On using airflow to preprocess vision dataset

In an ongoing project to perform OCR on a custom dataset of receipt images, I had to manually annotate the dataset using a commercial labelling toolkit. The issue is as the amount of data increased, the manual process became more error prone and time consuming. This had an effect on the overall training accuracy of the resulting model.

I started to investigate ways to build a custom data pipeline and came across Airflow. It’s a platform that allows you to define custom workflows and pipelines in pure python. It is also supported on AWS as Managed Workflows for Apache Airflow.

While an explanation of Airflow is outside the scope of this article, I encourage checking out the main website and documentation to get started. The rest of the article explains how I built and structured the data pipelines. All the examples presented here are run locally via Docker compose using the compose template provided by Airflow.

On dataset preparation

The training dataset comprises of a personal collection of receipts collated over time. Each receipt image had to be annotated by drawing bounding boxes around each item of interest which included the premises name; each line item description, name and price; the subtotal and total amounts. The annotations for each image is converted into JSON which is parsed by a custom script to prepare it in a format suitable for model training.

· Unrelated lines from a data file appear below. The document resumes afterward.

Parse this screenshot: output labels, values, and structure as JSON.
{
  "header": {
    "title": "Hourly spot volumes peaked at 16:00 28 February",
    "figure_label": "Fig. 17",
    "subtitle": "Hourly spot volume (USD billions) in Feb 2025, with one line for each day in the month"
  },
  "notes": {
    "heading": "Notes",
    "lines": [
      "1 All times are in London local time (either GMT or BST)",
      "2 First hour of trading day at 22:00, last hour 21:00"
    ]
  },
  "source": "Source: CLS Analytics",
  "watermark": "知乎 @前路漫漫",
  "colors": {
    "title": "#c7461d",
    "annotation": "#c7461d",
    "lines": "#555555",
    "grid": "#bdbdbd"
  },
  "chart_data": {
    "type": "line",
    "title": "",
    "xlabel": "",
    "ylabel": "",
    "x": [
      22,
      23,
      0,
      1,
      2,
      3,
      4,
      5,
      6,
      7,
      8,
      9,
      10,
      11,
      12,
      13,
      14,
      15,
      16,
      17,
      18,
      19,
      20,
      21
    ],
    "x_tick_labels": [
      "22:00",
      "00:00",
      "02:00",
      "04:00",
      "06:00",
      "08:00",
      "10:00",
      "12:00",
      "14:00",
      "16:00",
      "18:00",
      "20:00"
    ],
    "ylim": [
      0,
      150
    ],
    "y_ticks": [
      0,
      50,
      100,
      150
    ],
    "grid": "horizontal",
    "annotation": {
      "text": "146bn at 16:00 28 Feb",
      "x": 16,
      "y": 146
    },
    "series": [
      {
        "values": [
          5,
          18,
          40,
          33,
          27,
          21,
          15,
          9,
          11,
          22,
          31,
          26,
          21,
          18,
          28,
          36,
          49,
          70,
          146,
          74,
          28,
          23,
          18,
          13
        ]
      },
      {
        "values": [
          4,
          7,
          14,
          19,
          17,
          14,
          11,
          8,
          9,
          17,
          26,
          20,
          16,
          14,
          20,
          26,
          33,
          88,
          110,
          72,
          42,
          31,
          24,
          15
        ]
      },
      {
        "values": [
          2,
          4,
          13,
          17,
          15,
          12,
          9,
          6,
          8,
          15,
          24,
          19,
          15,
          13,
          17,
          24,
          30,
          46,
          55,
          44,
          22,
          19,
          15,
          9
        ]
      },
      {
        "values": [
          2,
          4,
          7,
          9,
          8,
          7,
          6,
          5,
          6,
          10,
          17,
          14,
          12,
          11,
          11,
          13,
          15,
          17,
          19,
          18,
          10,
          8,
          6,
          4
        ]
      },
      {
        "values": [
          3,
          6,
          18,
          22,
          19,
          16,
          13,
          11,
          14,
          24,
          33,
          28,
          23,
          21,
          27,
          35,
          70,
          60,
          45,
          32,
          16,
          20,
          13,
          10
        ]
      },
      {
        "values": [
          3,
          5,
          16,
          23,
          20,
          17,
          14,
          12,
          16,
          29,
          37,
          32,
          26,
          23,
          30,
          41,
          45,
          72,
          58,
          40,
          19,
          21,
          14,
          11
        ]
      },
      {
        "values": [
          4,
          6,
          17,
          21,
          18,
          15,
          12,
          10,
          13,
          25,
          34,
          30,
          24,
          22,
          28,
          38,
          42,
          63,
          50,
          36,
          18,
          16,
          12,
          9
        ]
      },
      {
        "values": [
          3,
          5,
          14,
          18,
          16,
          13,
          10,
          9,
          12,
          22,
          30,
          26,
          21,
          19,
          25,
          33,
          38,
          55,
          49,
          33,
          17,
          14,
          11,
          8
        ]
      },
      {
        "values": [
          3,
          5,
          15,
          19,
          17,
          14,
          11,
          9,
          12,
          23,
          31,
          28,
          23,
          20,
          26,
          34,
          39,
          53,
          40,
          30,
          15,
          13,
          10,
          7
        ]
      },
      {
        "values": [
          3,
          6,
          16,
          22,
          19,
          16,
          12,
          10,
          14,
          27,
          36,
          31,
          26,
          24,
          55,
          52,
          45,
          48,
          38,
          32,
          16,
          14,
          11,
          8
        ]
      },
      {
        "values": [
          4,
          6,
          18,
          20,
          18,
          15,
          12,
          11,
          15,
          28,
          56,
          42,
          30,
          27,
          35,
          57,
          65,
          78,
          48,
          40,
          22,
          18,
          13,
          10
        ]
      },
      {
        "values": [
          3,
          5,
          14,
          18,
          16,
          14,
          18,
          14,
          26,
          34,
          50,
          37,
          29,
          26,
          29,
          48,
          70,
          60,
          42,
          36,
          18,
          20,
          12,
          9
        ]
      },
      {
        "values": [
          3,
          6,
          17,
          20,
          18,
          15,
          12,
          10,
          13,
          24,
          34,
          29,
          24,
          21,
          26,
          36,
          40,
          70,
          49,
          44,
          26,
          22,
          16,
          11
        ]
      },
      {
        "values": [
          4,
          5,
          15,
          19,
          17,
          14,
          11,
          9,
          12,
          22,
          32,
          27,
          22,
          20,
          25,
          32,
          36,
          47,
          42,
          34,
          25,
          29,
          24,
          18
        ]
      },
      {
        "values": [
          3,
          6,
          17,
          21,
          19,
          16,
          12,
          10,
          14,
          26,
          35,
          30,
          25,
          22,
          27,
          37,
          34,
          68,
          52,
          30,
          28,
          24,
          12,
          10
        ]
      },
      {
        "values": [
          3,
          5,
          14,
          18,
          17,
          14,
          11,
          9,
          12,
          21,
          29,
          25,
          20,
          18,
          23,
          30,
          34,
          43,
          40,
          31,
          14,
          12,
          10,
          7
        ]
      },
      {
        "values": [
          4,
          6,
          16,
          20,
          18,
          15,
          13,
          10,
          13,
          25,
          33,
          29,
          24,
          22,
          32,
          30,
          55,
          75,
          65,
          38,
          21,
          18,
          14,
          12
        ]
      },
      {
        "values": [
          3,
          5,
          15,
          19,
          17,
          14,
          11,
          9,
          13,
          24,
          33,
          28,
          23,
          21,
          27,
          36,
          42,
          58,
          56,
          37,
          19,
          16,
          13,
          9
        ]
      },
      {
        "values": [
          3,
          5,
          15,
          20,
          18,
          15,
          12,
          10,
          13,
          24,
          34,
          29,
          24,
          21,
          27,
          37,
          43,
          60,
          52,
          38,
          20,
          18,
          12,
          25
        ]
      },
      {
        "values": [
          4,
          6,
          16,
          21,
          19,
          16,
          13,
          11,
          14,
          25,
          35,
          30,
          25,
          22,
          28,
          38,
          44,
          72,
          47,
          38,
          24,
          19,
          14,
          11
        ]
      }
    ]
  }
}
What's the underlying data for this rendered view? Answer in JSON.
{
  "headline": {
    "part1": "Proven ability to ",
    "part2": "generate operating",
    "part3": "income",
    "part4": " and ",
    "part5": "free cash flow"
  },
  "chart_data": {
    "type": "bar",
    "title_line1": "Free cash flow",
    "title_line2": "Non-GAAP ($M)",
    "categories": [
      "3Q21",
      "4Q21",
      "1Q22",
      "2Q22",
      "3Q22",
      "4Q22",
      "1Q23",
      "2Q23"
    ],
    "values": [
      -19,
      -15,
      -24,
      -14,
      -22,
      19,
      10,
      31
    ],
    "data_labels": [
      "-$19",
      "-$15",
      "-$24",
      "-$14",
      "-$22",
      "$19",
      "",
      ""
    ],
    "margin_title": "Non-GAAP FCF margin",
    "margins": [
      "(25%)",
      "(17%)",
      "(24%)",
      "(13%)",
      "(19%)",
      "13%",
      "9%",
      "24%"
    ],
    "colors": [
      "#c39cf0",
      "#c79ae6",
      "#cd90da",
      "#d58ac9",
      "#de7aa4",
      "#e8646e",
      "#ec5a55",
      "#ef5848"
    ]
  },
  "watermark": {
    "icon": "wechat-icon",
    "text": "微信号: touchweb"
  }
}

To automate the process above, I created the following workflow for each image:

Remove any personal data via EXIF
Rescale the image to a smaller size while preserving aspect ratio
Use a large vision model such as DINO to calculate the bounding box of a receipt in the input image
Use a second large vision model such as SAM to segment the receipt from the previous bounding box coordinates
Apply further computer vision processing to segmented image to create a scanned document effect i.e. perspective transform, colourization
Save processed image to a storage location for further processing

In terms of AWS infrastructure, I created the following:

2 S3 Buckets, one to host the original input images; the second to host the processed images.
An SQS queue, which is used by the host S3 bucket to send its event notifications to whenever a new image is uploaded to it.

Within Airflow, I created two separate DAGs ( Directed Acyclic Graphs ) to host the workflow tasks. The first DAG has an SQS sensor waiting on the SQS queue for new images being uploaded.

From the script above, we created a dag with id of s3_files_controller. It uses an SqsSensor which polls the given SQS queue for new messages. Once a message is received, it triggers the PythonOperator analyze_data which invokes a python function to process each message. Note that on line 21, we use the airflow client object to make an API call to trigger the second DAG which performs the actual image processing.

The image of the DAG from the console UI: Console UI for DAG 1

The second DAG is as follows:

We created a DAG with id of s3_processor. The first step in the workflow uses the S3FileTransformOperator which receives as inputs the parameters from the API client call from the first DAG. This is in the line dag_run.conf.get('source_filename') which uses Jinja style syntax to pass variables into operators. The operator invokes a custom script at '/opt/airflow/dags/image_processor.py' which performs preprocessing on the image data that includes removing EXIF data and resizing the image. The resultant image is saved into the target S3 bucket defined in dag_run.conf.get('dest_filename')

The second task downloads the S3 file from the previous task for processing.

The third task calls a custom python script using the BashOperator to run inference using DINO model from HuggingFace to extract the bounding box coordinates of the receipt in the image. If none exists, the script raises an exception and the workflow terminates. The inference script returns the bounding box coordinates as the last printed line in JSON format of the form:

    "{'coords': '[[0, 0, 300, 200], [0, 0, 300, 200]]'}

The fourth task calls a custom python script using the BashOperator to run inference using MobileSAM from ultralytics. This is a lightweight model with a million parameters and is suitable for inference. The script takes in two parameters as inputs: the image to be processed; the return coordinates from the previous task. The script uses the bounding-box coordinates to segment the object from the image. It performs the following image operations:

Convert segmented image to grayscale
Performs thresholding
Find the image contours
Retrieve the largest image contour
Performs perspective transform on contours
Convert image to B&W scanned format

The final task takes the saved image from above and saves it to the destination location.

The image of the DAG from the console UI: Console UI for DAG 2

The converted image is then ready to be passed to a service such as AWS Textract to perform OCR to extract individual line items from the processed images to the desired model training format.

The following shows the images before and after by the workflow: Processed image

Improvements

While the above is a better approach than manual labeling, further improvements can be made.

The model inference scripts can be refactored into services which can reside in its own Docker images with its own dependencies. We can utilize frameworks such as FastAPI for async requests. The workflow would be simplified to an API call rather than having multiple steps.

The opencv operations to calculate the thresholds for the segmented object image needs to be tested and refined for images with receipts with creased or folded edges. It also needs further denoising applied to it in some cases to generate a higher-resolution image for OCR processing.

The airflow runtime could also be tested with AWS Managed Workflows Local Runner before deployment to AWS.

Summary

To conclude, this article aims to introduce an approach to using Airflow to process unstructured datasets.